PAPEL TESOURA E COLA
Dia de verão na Vista Chinesa. Eu, sozinho,
era um mandarim frio; mas vendo tudo
do alto, tomado pela beleza, achei que
em meu coração a tristeza era mesquinha;
pensar em mim e em você me pareceu avareza,
tendo em vista que nós somos bem menores
vistos do Alto da Boa Vista. Janeiro bicicletas
bem-te-vis entraram pelos meus olhos
abrindo em cheio meu peito; que sombra
demoraria à luz de tantas lanternas?
Mesmo a noite mais profunda logo se incendiara
e, decerto, morreríamos só depois da madrugada.

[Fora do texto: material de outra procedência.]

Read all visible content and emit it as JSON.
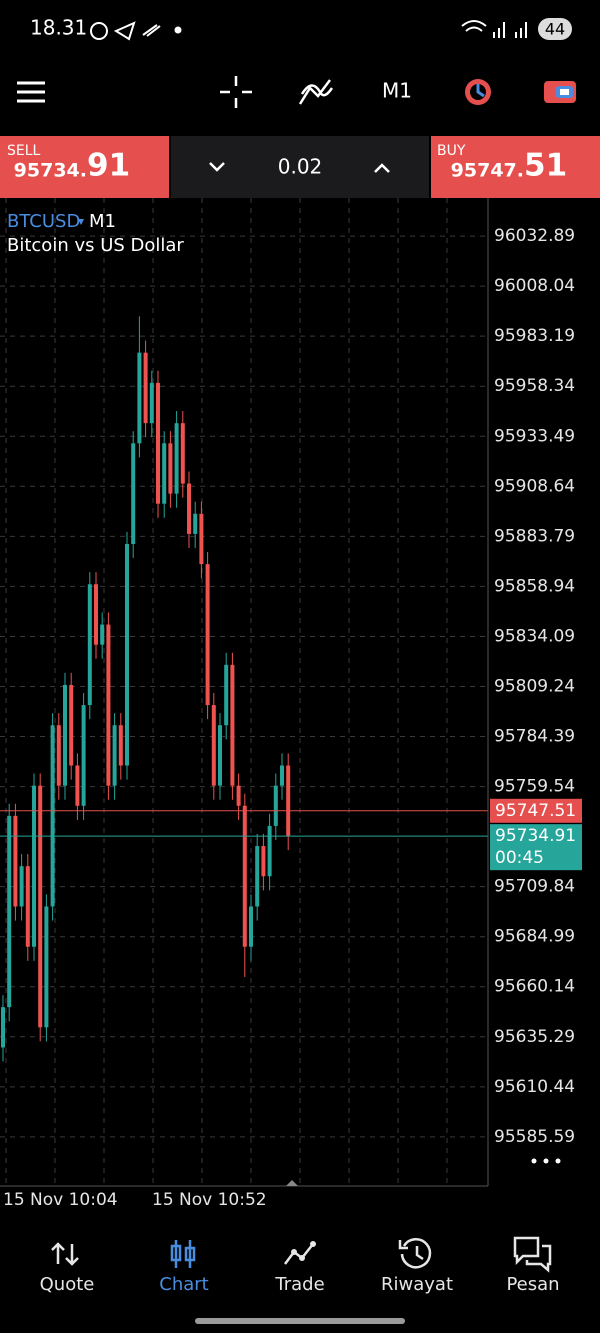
{
  "status_bar": {
    "time": "18.31",
    "battery": "44"
  },
  "toolbar": {
    "timeframe": "M1"
  },
  "trade_bar": {
    "sell_label": "SELL",
    "sell_price_head": "95734.",
    "sell_price_tail": "91",
    "volume": "0.02",
    "buy_label": "BUY",
    "buy_price_head": "95747.",
    "buy_price_tail": "51"
  },
  "chart_data": {
    "type": "candlestick",
    "symbol": "BTCUSD",
    "timeframe": "M1",
    "subtitle": "Bitcoin vs US Dollar",
    "up_color": "#26a69a",
    "down_color": "#ef5350",
    "candles": [
      [
        95630,
        95656,
        95623,
        95650
      ],
      [
        95650,
        95751,
        95643,
        95745
      ],
      [
        95745,
        95751,
        95693,
        95700
      ],
      [
        95700,
        95726,
        95693,
        95720
      ],
      [
        95720,
        95726,
        95673,
        95680
      ],
      [
        95680,
        95766,
        95673,
        95760
      ],
      [
        95760,
        95766,
        95633,
        95640
      ],
      [
        95640,
        95706,
        95633,
        95700
      ],
      [
        95700,
        95796,
        95693,
        95790
      ],
      [
        95790,
        95796,
        95753,
        95760
      ],
      [
        95760,
        95816,
        95753,
        95810
      ],
      [
        95810,
        95816,
        95763,
        95770
      ],
      [
        95770,
        95776,
        95743,
        95750
      ],
      [
        95750,
        95806,
        95743,
        95800
      ],
      [
        95800,
        95866,
        95793,
        95860
      ],
      [
        95860,
        95866,
        95823,
        95830
      ],
      [
        95830,
        95846,
        95823,
        95840
      ],
      [
        95840,
        95846,
        95753,
        95760
      ],
      [
        95760,
        95796,
        95753,
        95790
      ],
      [
        95790,
        95796,
        95763,
        95770
      ],
      [
        95770,
        95886,
        95763,
        95880
      ],
      [
        95880,
        95936,
        95873,
        95930
      ],
      [
        95930,
        95993,
        95923,
        95975
      ],
      [
        95975,
        95981,
        95933,
        95940
      ],
      [
        95940,
        95966,
        95933,
        95960
      ],
      [
        95960,
        95966,
        95893,
        95900
      ],
      [
        95900,
        95936,
        95893,
        95930
      ],
      [
        95930,
        95936,
        95898,
        95905
      ],
      [
        95905,
        95946,
        95898,
        95940
      ],
      [
        95940,
        95946,
        95903,
        95910
      ],
      [
        95910,
        95916,
        95878,
        95885
      ],
      [
        95885,
        95901,
        95878,
        95895
      ],
      [
        95895,
        95901,
        95863,
        95870
      ],
      [
        95870,
        95876,
        95793,
        95800
      ],
      [
        95800,
        95806,
        95753,
        95760
      ],
      [
        95760,
        95796,
        95753,
        95790
      ],
      [
        95790,
        95826,
        95783,
        95820
      ],
      [
        95820,
        95826,
        95753,
        95760
      ],
      [
        95760,
        95766,
        95743,
        95750
      ],
      [
        95750,
        95756,
        95665,
        95680
      ],
      [
        95680,
        95706,
        95673,
        95700
      ],
      [
        95700,
        95736,
        95693,
        95730
      ],
      [
        95730,
        95736,
        95708,
        95715
      ],
      [
        95715,
        95746,
        95708,
        95740
      ],
      [
        95740,
        95766,
        95733,
        95760
      ],
      [
        95760,
        95776,
        95753,
        95770
      ],
      [
        95770,
        95776,
        95728,
        95735
      ]
    ],
    "ylim": [
      95561.2,
      96051.8
    ],
    "yticks": [
      96032.89,
      96008.04,
      95983.19,
      95958.34,
      95933.49,
      95908.64,
      95883.79,
      95858.94,
      95834.09,
      95809.24,
      95784.39,
      95759.54,
      95709.84,
      95684.99,
      95660.14,
      95635.29,
      95610.44,
      95585.59
    ],
    "grid": true,
    "xtick_labels": [
      "15 Nov 10:04",
      "15 Nov 10:52"
    ],
    "ask": 95747.51,
    "ask_color": "#e5504e",
    "bid": 95734.91,
    "bid_color": "#26a69a",
    "timer": "00:45"
  },
  "nav": [
    {
      "label": "Quote"
    },
    {
      "label": "Chart"
    },
    {
      "label": "Trade"
    },
    {
      "label": "Riwayat"
    },
    {
      "label": "Pesan"
    }
  ]
}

Era uma tarde chinesa, tarde de mim sem você,
quando vi que nós dois juntos não valíamos
a cena.
MELANCOLIA
Uma cópia do nosso quarto, cada coisa, e pedaços da paisagem lá fora;
não se trata de dor ou desespero, é apenas a cópia da minha alegria;
uma cópia das suas mãos abertas, paradas, uma cópia do seu carinho,
uma cópia dos seus olhos, uma cópia idêntica do seu modo de olhar,
em preto e branco, cópias das tardes que hoje eram sempre a luz,
como tangerinas, das noites em que parece arder um metal diferente,
sua voz, o cabelo, uma festa, a cópia do seu colar, da sua lágrima,
uns amigos, você sorri; não são a dor ou o desespero, são só as ruas,
cópias das ruas, milhões, que deslizam e não dependem de
nós.
Todos estão cegos. Todos estão loucos. Todos estão mortos.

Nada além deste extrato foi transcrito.